I looked up. My mother was silently adjusting a throw pillow, deliberately ignoring what had just happened. Chloe was looking at her fingernails again, completely unfazed that her sister had just been struck over a spa appointment.
I slowly stood up. I didn’t cry. The panic and the desperation that had consumed me just a minute ago vanished completely, incinerated by a sudden, terrifyingly cold clarity.
I looked down at the expensive, hand-woven Persian rug beneath my feet. A single drop of my blood had fallen onto the intricate wool pattern—a rug I had purchased for my mother as a Christmas gift last year.
I didn’t say a single word. I didn’t argue. I didn’t scream.
I turned my back on the family that had just broken my heart, walked out the front door, and stepped into the freezing rain. They thought my silence was submission. They thought I had given up.
They didn’t know I was going to find a car, and then, I was going to repossess their entire lives.
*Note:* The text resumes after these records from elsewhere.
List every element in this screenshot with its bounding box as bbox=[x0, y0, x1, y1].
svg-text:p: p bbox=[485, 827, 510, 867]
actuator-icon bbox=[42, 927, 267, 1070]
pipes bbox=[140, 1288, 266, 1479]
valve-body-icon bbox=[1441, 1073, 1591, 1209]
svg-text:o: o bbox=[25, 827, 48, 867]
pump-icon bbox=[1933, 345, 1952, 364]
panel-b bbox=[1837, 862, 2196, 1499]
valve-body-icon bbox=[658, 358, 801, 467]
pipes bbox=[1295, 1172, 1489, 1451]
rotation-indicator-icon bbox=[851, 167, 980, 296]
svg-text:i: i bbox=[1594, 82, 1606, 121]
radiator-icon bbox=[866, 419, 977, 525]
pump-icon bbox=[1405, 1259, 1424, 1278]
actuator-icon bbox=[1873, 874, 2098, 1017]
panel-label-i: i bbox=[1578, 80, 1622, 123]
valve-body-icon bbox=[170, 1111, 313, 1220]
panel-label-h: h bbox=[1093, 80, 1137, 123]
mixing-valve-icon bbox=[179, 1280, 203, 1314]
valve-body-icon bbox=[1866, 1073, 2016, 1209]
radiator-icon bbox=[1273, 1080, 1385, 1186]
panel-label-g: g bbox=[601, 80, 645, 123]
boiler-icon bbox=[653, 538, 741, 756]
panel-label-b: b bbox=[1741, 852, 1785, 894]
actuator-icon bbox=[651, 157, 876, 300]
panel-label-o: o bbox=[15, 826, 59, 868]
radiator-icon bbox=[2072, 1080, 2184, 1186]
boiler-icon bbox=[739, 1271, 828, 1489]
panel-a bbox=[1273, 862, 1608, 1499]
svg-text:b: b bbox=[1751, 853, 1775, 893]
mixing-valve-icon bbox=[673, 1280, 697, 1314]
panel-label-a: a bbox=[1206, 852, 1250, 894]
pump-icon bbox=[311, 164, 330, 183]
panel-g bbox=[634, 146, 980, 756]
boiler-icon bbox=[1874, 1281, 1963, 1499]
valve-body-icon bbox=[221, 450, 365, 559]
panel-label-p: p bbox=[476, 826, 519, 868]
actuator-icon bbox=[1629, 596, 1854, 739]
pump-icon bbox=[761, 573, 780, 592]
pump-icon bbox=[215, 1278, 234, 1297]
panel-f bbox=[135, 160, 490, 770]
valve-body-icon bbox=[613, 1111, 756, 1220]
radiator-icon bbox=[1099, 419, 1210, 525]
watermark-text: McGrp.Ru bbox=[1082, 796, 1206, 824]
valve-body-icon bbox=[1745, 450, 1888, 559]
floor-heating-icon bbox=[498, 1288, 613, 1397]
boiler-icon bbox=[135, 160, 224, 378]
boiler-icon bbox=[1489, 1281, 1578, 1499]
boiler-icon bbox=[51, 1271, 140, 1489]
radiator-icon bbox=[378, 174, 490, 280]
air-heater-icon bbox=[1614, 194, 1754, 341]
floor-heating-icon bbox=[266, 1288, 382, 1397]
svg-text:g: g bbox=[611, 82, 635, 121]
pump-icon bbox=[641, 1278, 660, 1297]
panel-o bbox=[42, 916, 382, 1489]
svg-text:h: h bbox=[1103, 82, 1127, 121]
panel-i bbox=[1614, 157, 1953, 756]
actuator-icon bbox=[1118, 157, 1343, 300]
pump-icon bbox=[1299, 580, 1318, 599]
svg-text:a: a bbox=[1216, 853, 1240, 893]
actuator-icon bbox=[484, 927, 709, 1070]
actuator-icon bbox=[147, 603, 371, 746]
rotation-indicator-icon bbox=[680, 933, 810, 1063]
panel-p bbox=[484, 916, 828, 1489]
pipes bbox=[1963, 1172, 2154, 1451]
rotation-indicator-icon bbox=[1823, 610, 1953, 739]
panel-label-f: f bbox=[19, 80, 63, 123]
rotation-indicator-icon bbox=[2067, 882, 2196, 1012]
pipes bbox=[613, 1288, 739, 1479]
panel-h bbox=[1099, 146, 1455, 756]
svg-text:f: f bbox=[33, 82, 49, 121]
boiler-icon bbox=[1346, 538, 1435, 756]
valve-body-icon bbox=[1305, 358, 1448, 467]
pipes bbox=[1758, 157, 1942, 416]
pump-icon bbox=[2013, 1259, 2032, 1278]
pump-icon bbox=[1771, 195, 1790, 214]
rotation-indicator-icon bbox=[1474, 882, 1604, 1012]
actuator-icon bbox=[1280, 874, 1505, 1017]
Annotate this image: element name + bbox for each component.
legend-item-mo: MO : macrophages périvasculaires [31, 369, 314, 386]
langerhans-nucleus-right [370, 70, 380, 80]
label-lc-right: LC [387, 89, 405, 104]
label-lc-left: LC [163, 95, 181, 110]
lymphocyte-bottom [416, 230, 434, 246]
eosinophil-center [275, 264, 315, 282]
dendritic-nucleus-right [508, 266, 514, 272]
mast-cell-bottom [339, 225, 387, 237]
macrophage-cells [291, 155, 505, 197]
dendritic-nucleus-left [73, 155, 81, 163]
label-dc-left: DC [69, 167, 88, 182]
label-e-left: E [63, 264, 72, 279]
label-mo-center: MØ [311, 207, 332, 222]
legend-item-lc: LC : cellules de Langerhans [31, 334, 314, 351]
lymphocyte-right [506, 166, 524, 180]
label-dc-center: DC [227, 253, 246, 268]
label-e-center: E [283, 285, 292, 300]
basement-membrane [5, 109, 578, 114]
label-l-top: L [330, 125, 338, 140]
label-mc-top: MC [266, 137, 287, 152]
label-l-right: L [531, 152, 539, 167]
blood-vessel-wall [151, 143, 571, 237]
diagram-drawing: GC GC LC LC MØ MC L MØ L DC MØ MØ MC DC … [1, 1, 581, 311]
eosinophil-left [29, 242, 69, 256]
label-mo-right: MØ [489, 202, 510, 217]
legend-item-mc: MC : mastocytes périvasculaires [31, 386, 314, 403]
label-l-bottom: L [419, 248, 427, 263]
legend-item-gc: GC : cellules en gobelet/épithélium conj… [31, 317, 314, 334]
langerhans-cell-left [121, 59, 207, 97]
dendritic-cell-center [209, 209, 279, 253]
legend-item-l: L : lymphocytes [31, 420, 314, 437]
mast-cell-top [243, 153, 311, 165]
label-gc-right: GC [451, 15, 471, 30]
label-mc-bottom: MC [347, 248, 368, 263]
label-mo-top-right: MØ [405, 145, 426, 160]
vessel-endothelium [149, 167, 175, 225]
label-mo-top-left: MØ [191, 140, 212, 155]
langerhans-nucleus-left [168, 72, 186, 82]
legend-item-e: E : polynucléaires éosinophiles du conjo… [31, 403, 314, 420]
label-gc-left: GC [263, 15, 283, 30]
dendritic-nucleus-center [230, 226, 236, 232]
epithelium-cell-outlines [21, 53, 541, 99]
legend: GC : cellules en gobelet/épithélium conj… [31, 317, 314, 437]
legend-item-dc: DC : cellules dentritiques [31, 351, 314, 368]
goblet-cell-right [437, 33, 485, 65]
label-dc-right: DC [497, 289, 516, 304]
Chapter 2: Driving Through the Night
I stood on the wet pavement outside their house, the rain washing the blood from my chin. I pulled out my phone and opened a ride-sharing app. It cost me eighty dollars just to get an Uber to drive me to the only independent, seedy car rental agency open at this hour on the industrial outskirts of the city.
The agency owner, a man smoking a cigar behind bulletproof glass, saw my desperation. He charged me an exorbitant, non-refundable fee of $1,000 to rent the last vehicle on his lot: a dented, high-mileage compact car that smelled faintly of stale smoke.
I didn’t hesitate. I swiped my corporate card, took the keys, and merged onto the dark, rain-slicked interstate heading north toward Seattle.